Avnger said:
Heh... whenever I run into baby boomers pissing and moaning about how today kids are lazy and the jobless refuse to labour, not like the good ol' days... I look at them and smile; "Yeah... let's bring those days back... with their relative incomes, total work availability, and taxing your free lunch."
I get frustrated a lot at baby-boomers. There was an inflammatory article going around on my facebook about how "85% of Baby-boomers spending their children's inheritance before they die". And there were heaps of baby-boomers and millennials both saying "it's their money do what they want etc".
And I'm trying to explain that millennials don't want their parents money. The inheritance that Baby-boomers are spending isn't on of petty cash. Millennials want to inherit reliable jobs, an affordable housing market, access to tertiary education, healthcare, social supports, political stability, civil infrastructure and a renewing environment. Not just for us but for our children too.
I work in healthcare and boomers shit me up the wall there too. There was this old guy with dementia who had to come into a hospital for crisis accommodation because his wife/carer was very unwell. He got bounced out 50 miles from his home town to a regional hospital for a week while he was waiting for a nursing home bed. He had 3-4 middle aged children none of whom appeared to take him back to their home when their father had basically been shanghai'd by the medical system to the middle of nowhere. I know if my father was in a similar situation I'd have taken leave to look after him and then had to eat the financial consequences.
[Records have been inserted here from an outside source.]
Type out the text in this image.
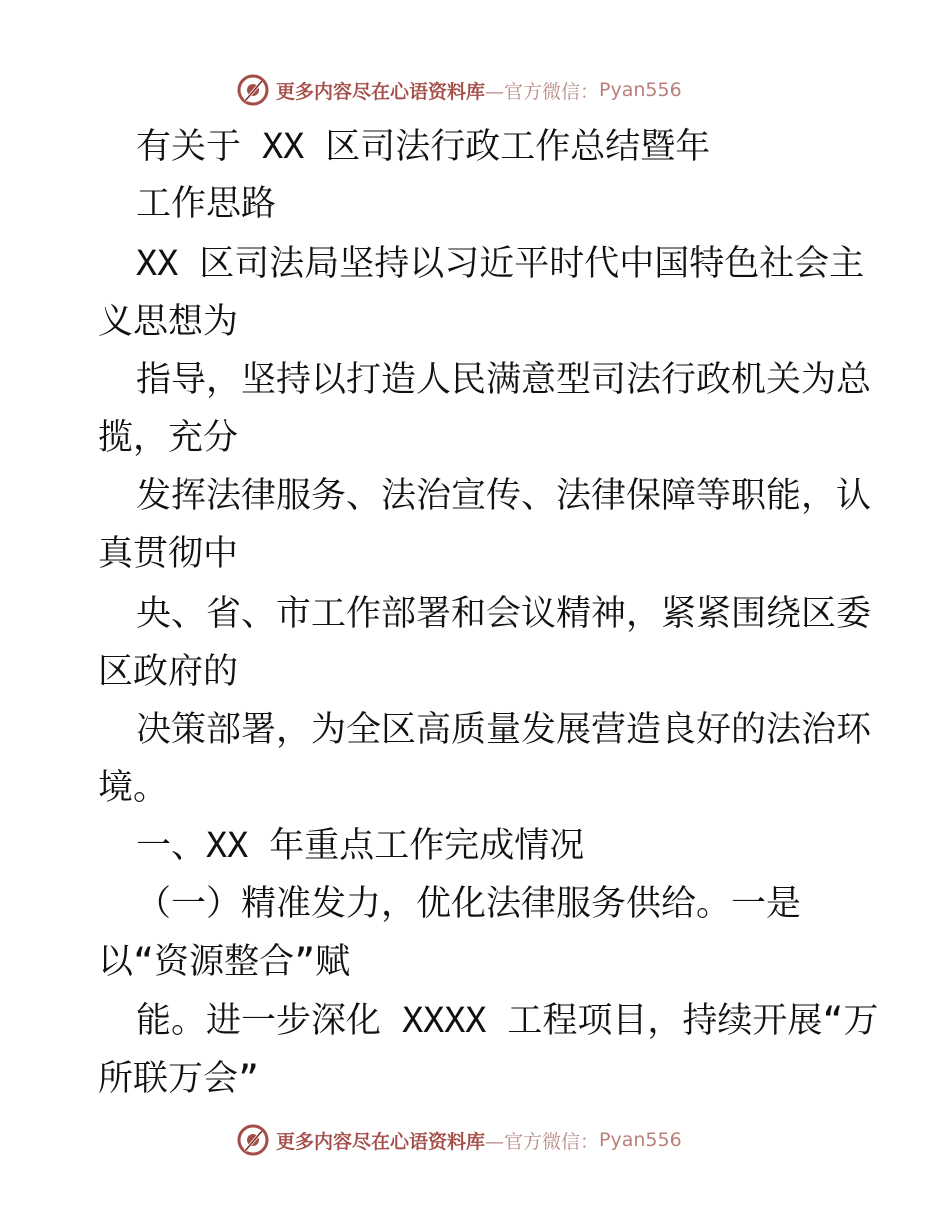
更多内容尽在心语资料库 —官方微信： Pyan556

有关于 XX 区司法行政工作总结暨年

工作思路

XX 区司法局坚持以习近平时代中国特色社会主

义思想为

指导，坚持以打造人民满意型司法行政机关为总

揽，充分

发挥法律服务、法治宣传、法律保障等职能，认

真贯彻中

央、省、市工作部署和会议精神，紧紧围绕区委

区政府的

决策部署，为全区高质量发展营造良好的法治环

境。

一、XX 年重点工作完成情况

（一）精准发力，优化法律服务供给。一是

以“资源整合”赋

能。进一步深化 XXXX 工程项目，持续开展“万

所联万会”

更多内容尽在心语资料库 —官方微信： Pyan556
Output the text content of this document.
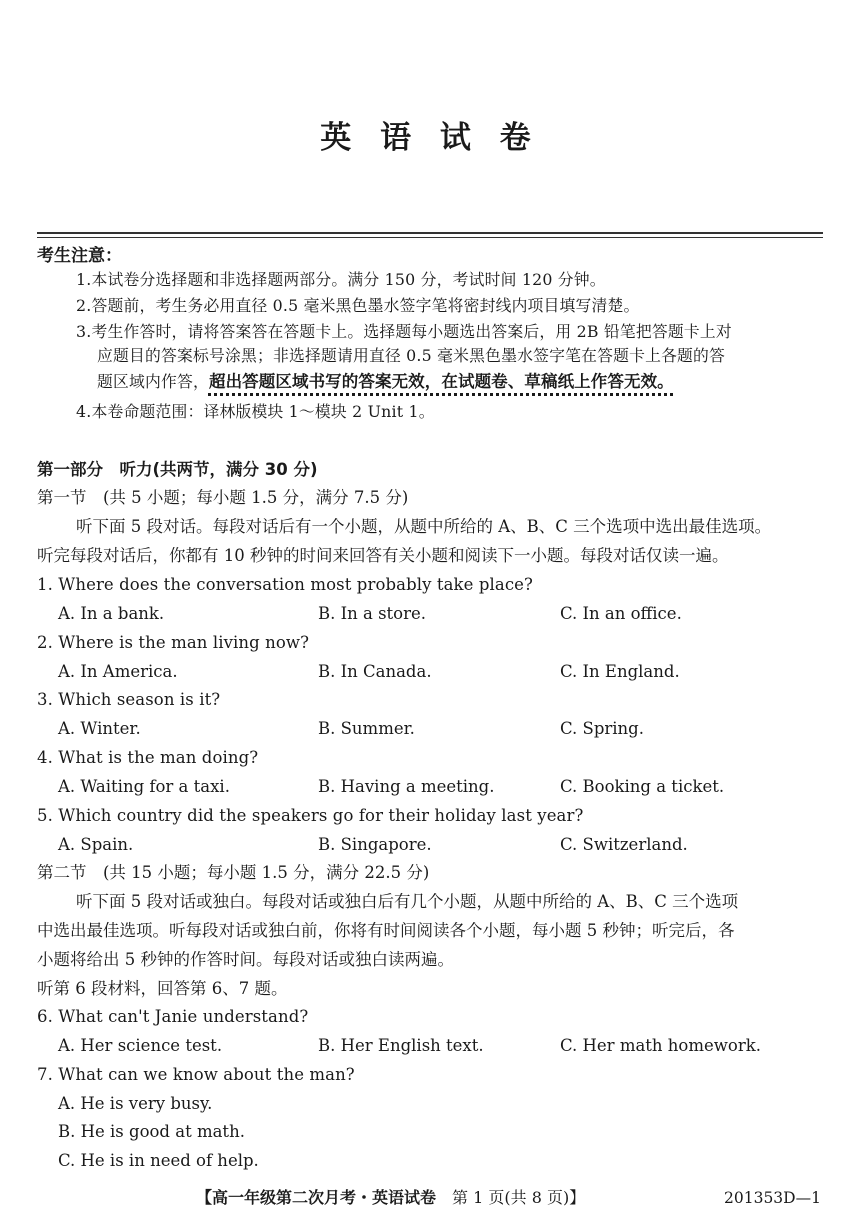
英 语 试 卷
考生注意：
1.本试卷分选择题和非选择题两部分。满分 150 分，考试时间 120 分钟。
2.答题前，考生务必用直径 0.5 毫米黑色墨水签字笔将密封线内项目填写清楚。
3.考生作答时，请将答案答在答题卡上。选择题每小题选出答案后，用 2B 铅笔把答题卡上对
应题目的答案标号涂黑；非选择题请用直径 0.5 毫米黑色墨水签字笔在答题卡上各题的答
题区域内作答，超出答题区域书写的答案无效，在试题卷、草稿纸上作答无效。
4.本卷命题范围：译林版模块 1～模块 2 Unit 1。
第一部分　听力(共两节，满分 30 分)
第一节　(共 5 小题；每小题 1.5 分，满分 7.5 分)
听下面 5 段对话。每段对话后有一个小题，从题中所给的 A、B、C 三个选项中选出最佳选项。
听完每段对话后，你都有 10 秒钟的时间来回答有关小题和阅读下一小题。每段对话仅读一遍。
1. Where does the conversation most probably take place?
A. In a bank.	B. In a store.	C. In an office.
2. Where is the man living now?
A. In America.	B. In Canada.	C. In England.
3. Which season is it?
A. Winter.	B. Summer.	C. Spring.
4. What is the man doing?
A. Waiting for a taxi.	B. Having a meeting.	C. Booking a ticket.
5. Which country did the speakers go for their holiday last year?
A. Spain.	B. Singapore.	C. Switzerland.
第二节　(共 15 小题；每小题 1.5 分，满分 22.5 分)
听下面 5 段对话或独白。每段对话或独白后有几个小题，从题中所给的 A、B、C 三个选项
中选出最佳选项。听每段对话或独白前，你将有时间阅读各个小题，每小题 5 秒钟；听完后，各
小题将给出 5 秒钟的作答时间。每段对话或独白读两遍。
听第 6 段材料，回答第 6、7 题。
6. What can't Janie understand?
A. Her science test.	B. Her English text.	C. Her math homework.
7. What can we know about the man?
A. He is very busy.
B. He is good at math.
C. He is in need of help.
【高一年级第二次月考・英语试卷　第 1 页(共 8 页)】	201353D—1
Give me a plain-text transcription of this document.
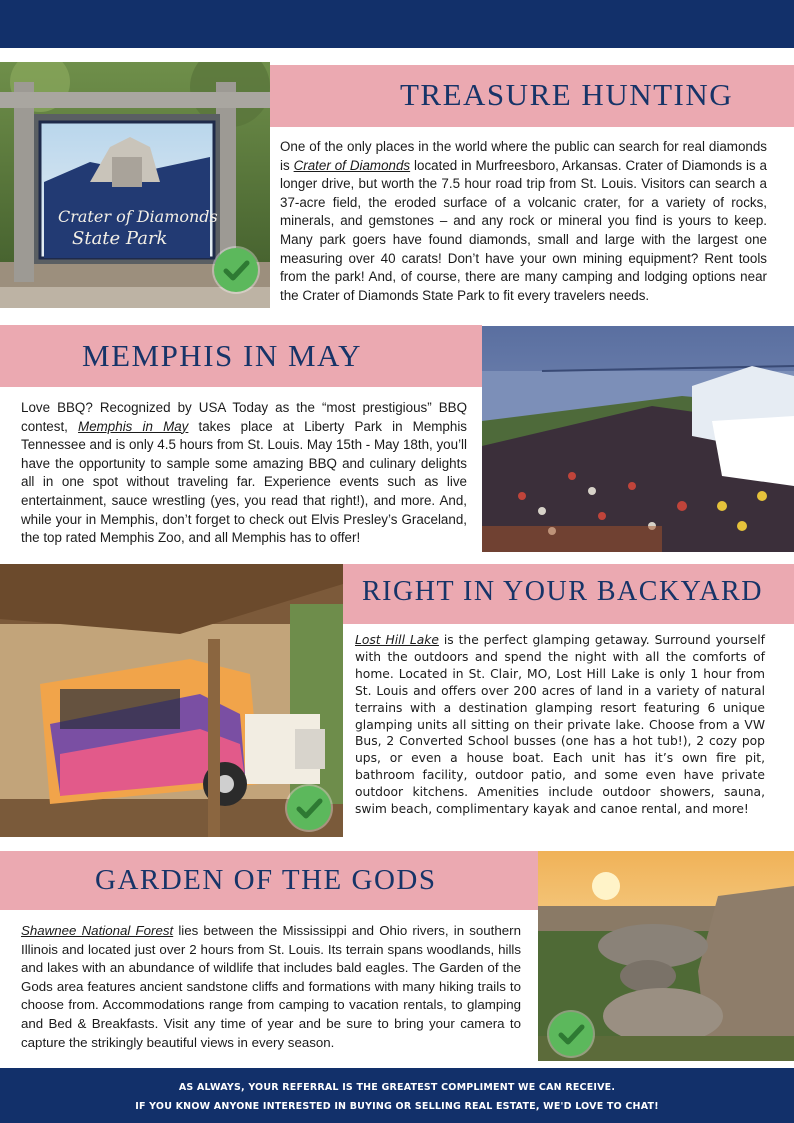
Crater of Diamonds
State Park
TREASURE HUNTING
One of the only places in the world where the public can search for real diamonds is Crater of Diamonds located in Murfreesboro, Arkansas. Crater of Diamonds is a longer drive, but worth the 7.5 hour road trip from St. Louis. Visitors can search a 37-acre field, the eroded surface of a volcanic crater, for a variety of rocks, minerals, and gemstones – and any rock or mineral you find is yours to keep. Many park goers have found diamonds, small and large with the largest one measuring over 40 carats! Don’t have your own mining equipment? Rent tools from the park! And, of course, there are many camping and lodging options near the Crater of Diamonds State Park to fit every travelers needs.
MEMPHIS IN MAY
Love BBQ? Recognized by USA Today as the “most prestigious” BBQ contest, Memphis in May takes place at Liberty Park in Memphis Tennessee and is only 4.5 hours from St. Louis. May 15th - May 18th, you’ll have the opportunity to sample some amazing BBQ and culinary delights all in one spot without traveling far. Experience events such as live entertainment, sauce wrestling (yes, you read that right!), and more. And, while your in Memphis, don’t forget to check out Elvis Presley’s Graceland, the top rated Memphis Zoo, and all Memphis has to offer!
RIGHT IN YOUR BACKYARD
Lost Hill Lake is the perfect glamping getaway. Surround yourself with the outdoors and spend the night with all the comforts of home. Located in St. Clair, MO, Lost Hill Lake is only 1 hour from St. Louis and offers over 200 acres of land in a variety of natural terrains with a destination glamping resort featuring 6 unique glamping units all sitting on their private lake. Choose from a VW Bus, 2 Converted School busses (one has a hot tub!), 2 cozy pop ups, or even a house boat. Each unit has it’s own fire pit, bathroom facility, outdoor patio, and some even have private outdoor kitchens. Amenities include outdoor showers, sauna, swim beach, complimentary kayak and canoe rental, and more!
GARDEN OF THE GODS
Shawnee National Forest lies between the Mississippi and Ohio rivers, in southern Illinois and located just over 2 hours from St. Louis. Its terrain spans woodlands, hills and lakes with an abundance of wildlife that includes bald eagles. The Garden of the Gods area features ancient sandstone cliffs and formations with many hiking trails to choose from. Accommodations range from camping to vacation rentals, to glamping and Bed & Breakfasts. Visit any time of year and be sure to bring your camera to capture the strikingly beautiful views in every season.
AS ALWAYS, YOUR REFERRAL IS THE GREATEST COMPLIMENT WE CAN RECEIVE.
IF YOU KNOW ANYONE INTERESTED IN BUYING OR SELLING REAL ESTATE, WE'D LOVE TO CHAT!
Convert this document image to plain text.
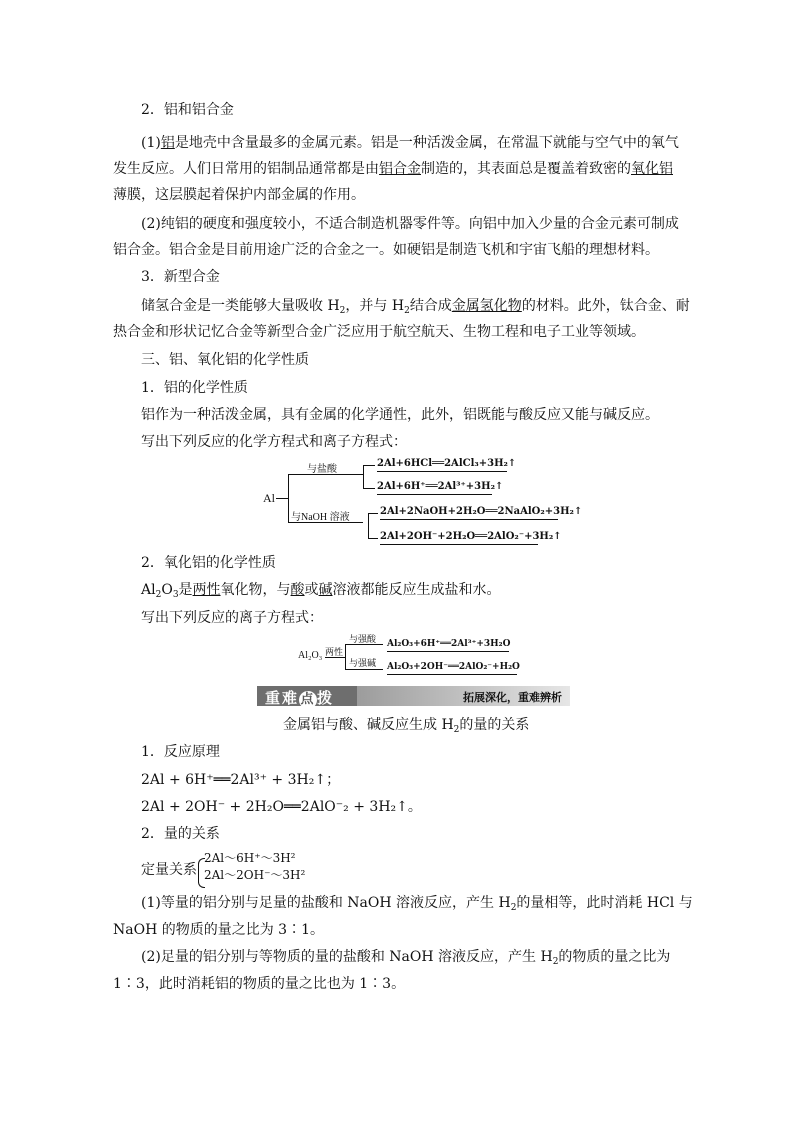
2．铝和铝合金
(1)铝是地壳中含量最多的金属元素。铝是一种活泼金属，在常温下就能与空气中的氧气
发生反应。人们日常用的铝制品通常都是由铝合金制造的，其表面总是覆盖着致密的氧化铝
薄膜，这层膜起着保护内部金属的作用。
(2)纯铝的硬度和强度较小，不适合制造机器零件等。向铝中加入少量的合金元素可制成
铝合金。铝合金是目前用途广泛的合金之一。如硬铝是制造飞机和宇宙飞船的理想材料。
3．新型合金
储氢合金是一类能够大量吸收 $H_2$，并与 $H_2$结合成金属氢化物的材料。此外，钛合金、耐
热合金和形状记忆合金等新型合金广泛应用于航空航天、生物工程和电子工业等领域。
三、铝、氧化铝的化学性质
1．铝的化学性质
铝作为一种活泼金属，具有金属的化学通性，此外，铝既能与酸反应又能与碱反应。
写出下列反应的化学方程式和离子方程式：
Al
与盐酸
与NaOH 溶液
2Al+6HCl══2AlCl₃+3H₂↑
2Al+6H⁺══2Al³⁺+3H₂↑
2Al+2NaOH+2H₂O══2NaAlO₂+3H₂↑
2Al+2OH⁻+2H₂O══2AlO₂⁻+3H₂↑
2．氧化铝的化学性质
$Al_2O_3$是两性氧化物，与酸或碱溶液都能反应生成盐和水。
写出下列反应的离子方程式：
Al₂O₃ 两性
与强酸
与强碱
Al₂O₃+6H⁺══2Al³⁺+3H₂O
Al₂O₃+2OH⁻══2AlO₂⁻+H₂O
重难点 拨	拓展深化，重难辨析
金属铝与酸、碱反应生成 $H_2$的量的关系
1．反应原理
2Al + 6H⁺══2Al³⁺ + 3H₂↑；
2Al + 2OH⁻ + 2H₂O══2AlO⁻₂ + 3H₂↑。
2．量的关系
定量关系
2Al～6H⁺～3H²
2Al～2OH⁻～3H²
(1)等量的铝分别与足量的盐酸和 NaOH 溶液反应，产生 $H_2$的量相等，此时消耗 HCl 与
NaOH 的物质的量之比为 3∶1。
(2)足量的铝分别与等物质的量的盐酸和 NaOH 溶液反应，产生 $H_2$的物质的量之比为
1∶3，此时消耗铝的物质的量之比也为 1∶3。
(I don't include my parents in the rants against baby-boomers, they understand how unfair it is. For example they both had their entire university education paid by the government in the 80s so they helped pay my subsidized but still costly university education)
Baby boomers. They seem want to live alone in their homes, sending their parents (the greatest and silent generations) to retirements homes, while kicking their children into subsistence living renting. They talk about millennial entitlement but you look at any other western time period or current developing countries and you will see multi-generational living. Grandparents, middle aged adults and their adult children with young children, all living together helping with the activities of daily living as best they can. A grandparent looks after the children while working adults go to their employment. Those adults in turn care for their grandparents when they get frail.
People built things with the idea of lifting their children and descendants up to live better lives than they did. What happened to that?